Lee and state officials push vouchers and charter expansion, harming Black and low-income students while the instability within the Memphis-Shelby County School Board creates opportunities for state intervention. The goal is clear: weaken public education, siphon funds to corporate interests, and render Black children intellectually and culturally vulnerable. If our children are not taught their own history and denied critical thinking skills, their futures are predetermined.
In moments like these, I am reminded of the four lepers in 2 Kings 7. Facing death and desperation, they chose to move forward in audacious resistance rather than succumb to despair. Their courage led to unexpected deliverance — a lesson for us all.

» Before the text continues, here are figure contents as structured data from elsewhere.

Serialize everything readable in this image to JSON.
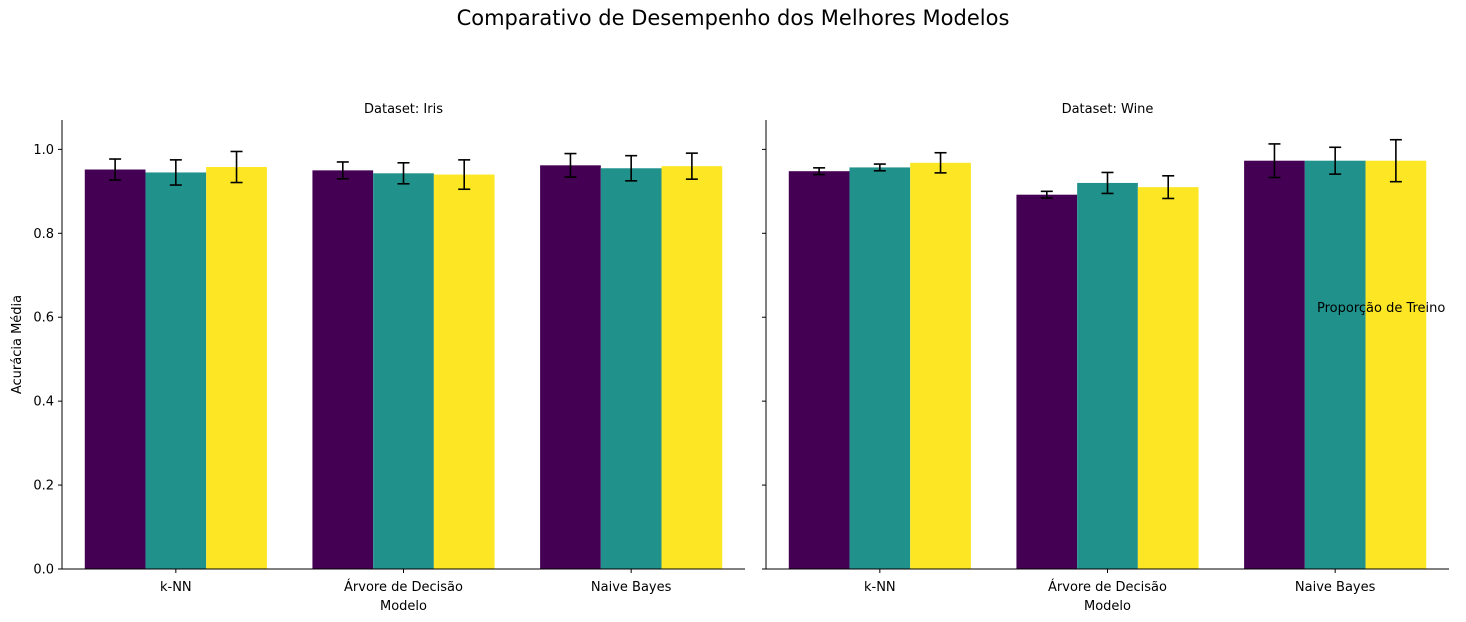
{
  "figure": {
    "title": "Comparativo de Desempenho dos Melhores Modelos",
    "legend_title": "Proporção de Treino"
  },
  "chart_data": [
    {
      "type": "bar",
      "title": "Dataset: Iris",
      "xlabel": "Modelo",
      "ylabel": "Acurácia Média",
      "ylim": [
        0,
        1.07
      ],
      "yticks": [
        "0.0",
        "0.2",
        "0.4",
        "0.6",
        "0.8",
        "1.0"
      ],
      "categories": [
        "k-NN",
        "Árvore de Decisão",
        "Naive Bayes"
      ],
      "series": [
        {
          "color": "#440154",
          "values": [
            0.952,
            0.95,
            0.962
          ],
          "errors": [
            0.025,
            0.02,
            0.028
          ]
        },
        {
          "color": "#21918c",
          "values": [
            0.945,
            0.943,
            0.955
          ],
          "errors": [
            0.03,
            0.025,
            0.03
          ]
        },
        {
          "color": "#fde725",
          "values": [
            0.958,
            0.94,
            0.96
          ],
          "errors": [
            0.037,
            0.035,
            0.031
          ]
        }
      ]
    },
    {
      "type": "bar",
      "title": "Dataset: Wine",
      "xlabel": "Modelo",
      "ylabel": "",
      "ylim": [
        0,
        1.07
      ],
      "yticks": [
        "0.0",
        "0.2",
        "0.4",
        "0.6",
        "0.8",
        "1.0"
      ],
      "categories": [
        "k-NN",
        "Árvore de Decisão",
        "Naive Bayes"
      ],
      "series": [
        {
          "color": "#440154",
          "values": [
            0.948,
            0.892,
            0.973
          ],
          "errors": [
            0.008,
            0.008,
            0.04
          ]
        },
        {
          "color": "#21918c",
          "values": [
            0.957,
            0.92,
            0.973
          ],
          "errors": [
            0.008,
            0.025,
            0.032
          ]
        },
        {
          "color": "#fde725",
          "values": [
            0.968,
            0.91,
            0.973
          ],
          "errors": [
            0.024,
            0.027,
            0.05
          ]
        }
      ]
    }
  ]
}
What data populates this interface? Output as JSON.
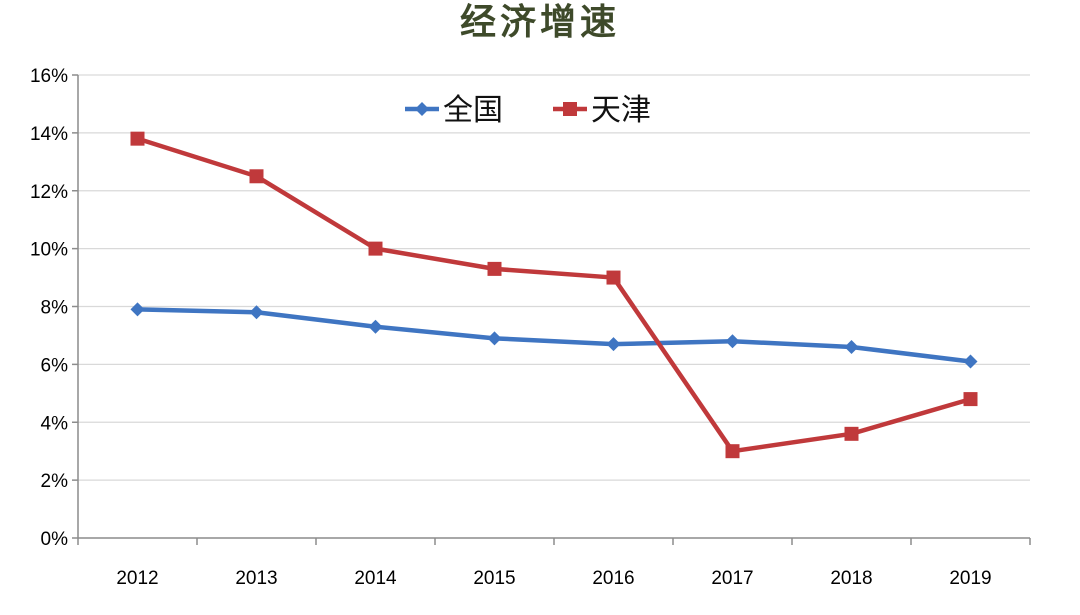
{
  "chart_data": {
    "type": "line",
    "title": "经济增速",
    "categories": [
      "2012",
      "2013",
      "2014",
      "2015",
      "2016",
      "2017",
      "2018",
      "2019"
    ],
    "series": [
      {
        "name": "全国",
        "color": "#3f75c2",
        "marker": "diamond",
        "values": [
          7.9,
          7.8,
          7.3,
          6.9,
          6.7,
          6.8,
          6.6,
          6.1
        ]
      },
      {
        "name": "天津",
        "color": "#c0393b",
        "marker": "square",
        "values": [
          13.8,
          12.5,
          10.0,
          9.3,
          9.0,
          3.0,
          3.6,
          4.8
        ]
      }
    ],
    "ylim": [
      0,
      16
    ],
    "ytick_values": [
      0,
      2,
      4,
      6,
      8,
      10,
      12,
      14,
      16
    ],
    "ytick_labels": [
      "0%",
      "2%",
      "4%",
      "6%",
      "8%",
      "10%",
      "12%",
      "14%",
      "16%"
    ],
    "grid": true,
    "legend_position": "top-center",
    "xlabel": "",
    "ylabel": ""
  }
}
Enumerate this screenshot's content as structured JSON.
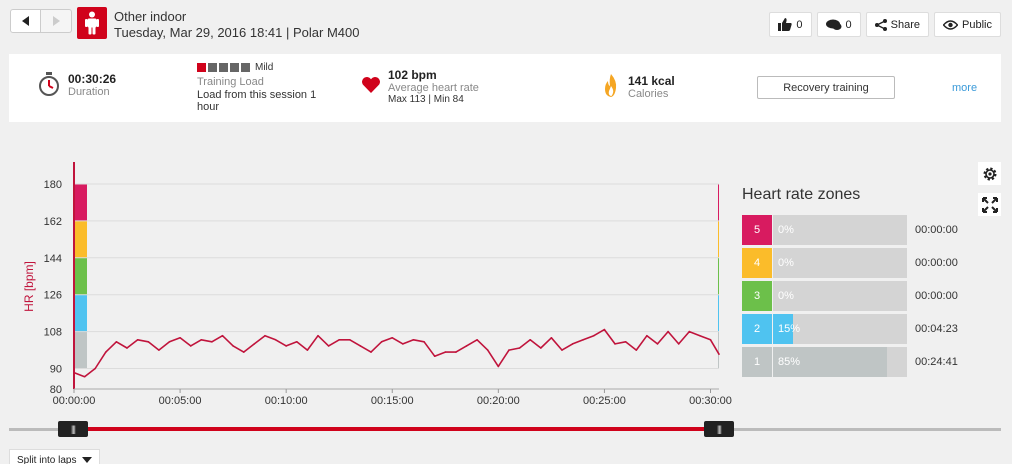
{
  "header": {
    "title": "Other indoor",
    "subtitle": "Tuesday, Mar 29, 2016 18:41 | Polar M400",
    "likes": "0",
    "comments": "0",
    "share_label": "Share",
    "privacy_label": "Public"
  },
  "summary": {
    "duration": {
      "value": "00:30:26",
      "label": "Duration"
    },
    "training_load": {
      "level": "Mild",
      "label": "Training Load",
      "text": "Load from this session 1 hour",
      "filled_squares": 1,
      "total_squares": 5
    },
    "heart_rate": {
      "value": "102 bpm",
      "label": "Average heart rate",
      "detail": "Max 113  |  Min 84"
    },
    "calories": {
      "value": "141 kcal",
      "label": "Calories"
    },
    "benefit_button": "Recovery training",
    "more_link": "more"
  },
  "zones": {
    "title": "Heart rate zones",
    "rows": [
      {
        "zone": "5",
        "pct": "0%",
        "fraction": 0.0,
        "time": "00:00:00",
        "color": "#d81b60"
      },
      {
        "zone": "4",
        "pct": "0%",
        "fraction": 0.0,
        "time": "00:00:00",
        "color": "#fbbc2a"
      },
      {
        "zone": "3",
        "pct": "0%",
        "fraction": 0.0,
        "time": "00:00:00",
        "color": "#6cc04a"
      },
      {
        "zone": "2",
        "pct": "15%",
        "fraction": 0.15,
        "time": "00:04:23",
        "color": "#4fc3f0"
      },
      {
        "zone": "1",
        "pct": "85%",
        "fraction": 0.85,
        "time": "00:24:41",
        "color": "#bfc5c5"
      }
    ]
  },
  "laps_button": "Split into laps",
  "chart_data": {
    "type": "line",
    "ylabel": "HR [bpm]",
    "ylim": [
      80,
      180
    ],
    "y_ticks": [
      "180",
      "162",
      "144",
      "126",
      "108",
      "90",
      "80"
    ],
    "x_ticks": [
      "00:00:00",
      "00:05:00",
      "00:10:00",
      "00:15:00",
      "00:20:00",
      "00:25:00",
      "00:30:00"
    ],
    "x_minutes": [
      0,
      0.5,
      1,
      1.5,
      2,
      2.5,
      3,
      3.5,
      4,
      4.5,
      5,
      5.5,
      6,
      6.5,
      7,
      7.5,
      8,
      8.5,
      9,
      9.5,
      10,
      10.5,
      11,
      11.5,
      12,
      12.5,
      13,
      13.5,
      14,
      14.5,
      15,
      15.5,
      16,
      16.5,
      17,
      17.5,
      18,
      18.5,
      19,
      19.5,
      20,
      20.5,
      21,
      21.5,
      22,
      22.5,
      23,
      23.5,
      24,
      24.5,
      25,
      25.5,
      26,
      26.5,
      27,
      27.5,
      28,
      28.5,
      29,
      29.5,
      30,
      30.4
    ],
    "series": [
      {
        "values": [
          88,
          86,
          90,
          98,
          103,
          100,
          104,
          103,
          99,
          103,
          105,
          101,
          104,
          103,
          106,
          101,
          98,
          102,
          106,
          104,
          101,
          103,
          99,
          106,
          101,
          104,
          104,
          101,
          98,
          103,
          105,
          102,
          104,
          103,
          96,
          98,
          98,
          101,
          104,
          99,
          91,
          99,
          100,
          104,
          100,
          105,
          99,
          102,
          104,
          106,
          109,
          102,
          103,
          99,
          106,
          102,
          108,
          102,
          108,
          106,
          104,
          97
        ]
      }
    ],
    "zone_bands": [
      "#d81b60",
      "#fbbc2a",
      "#6cc04a",
      "#4fc3f0",
      "#bfc5c5"
    ],
    "line_color": "#c0143c"
  }
}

Racism and fascism are not relics of the past; they are shaping our present and threatening our future. White Christian nationalism is not about faith; it is about fear
We, too, must move forward with revolutionary audacity, even amid anxieties and uncertainties. This means calling out the lies and half-truths that dominate political speeches. It means telling our own truths — unapologetically and unrelentingly. The truth is that fealty to Trump is not just a political ideology; it is a spiritual sickness that has spread into every corner of our society, including Tennessee.
Racism and fascism are not relics of the past; they are shaping our present and threatening our future. White Christian nationalism is not about faith; it is about fear — fear of a world where Black people are no longer subjugated, fear of a justice that holds the powerful accountable and fear of a truth that cannot be silenced.
Our response must be prophetic. We must confront rogue policing with demands for systemic reform. We must counter economic exploitation by organizing for fair wages and policies that prioritize people over profits. We must resist the privatization of education by advocating for schools that empower rather than exploit.
Tennessee and Memphis demand a response, and that response must begin with us. It must start in our churches, our community organizations, our grassroots movements, and even at our kitchen tables. We must reject the empty rhetoric of political performances that offer hope without action, promises without plans, and rhetoric without resolve. Instead, we must organize, strategize, and mobilize. We must speak the truths that others are afraid to utter. We must build power—not just for survival, but for liberation.
As the four lepers showed us, it is better to risk the unknown than to accept the unacceptable. The state of Tennessee may be perilous, but it is not beyond redemption. If we move forward with courage, conviction and community, we can transform this moment of despair into a movement of deliverance. And that is a state of the culture worth fighting for.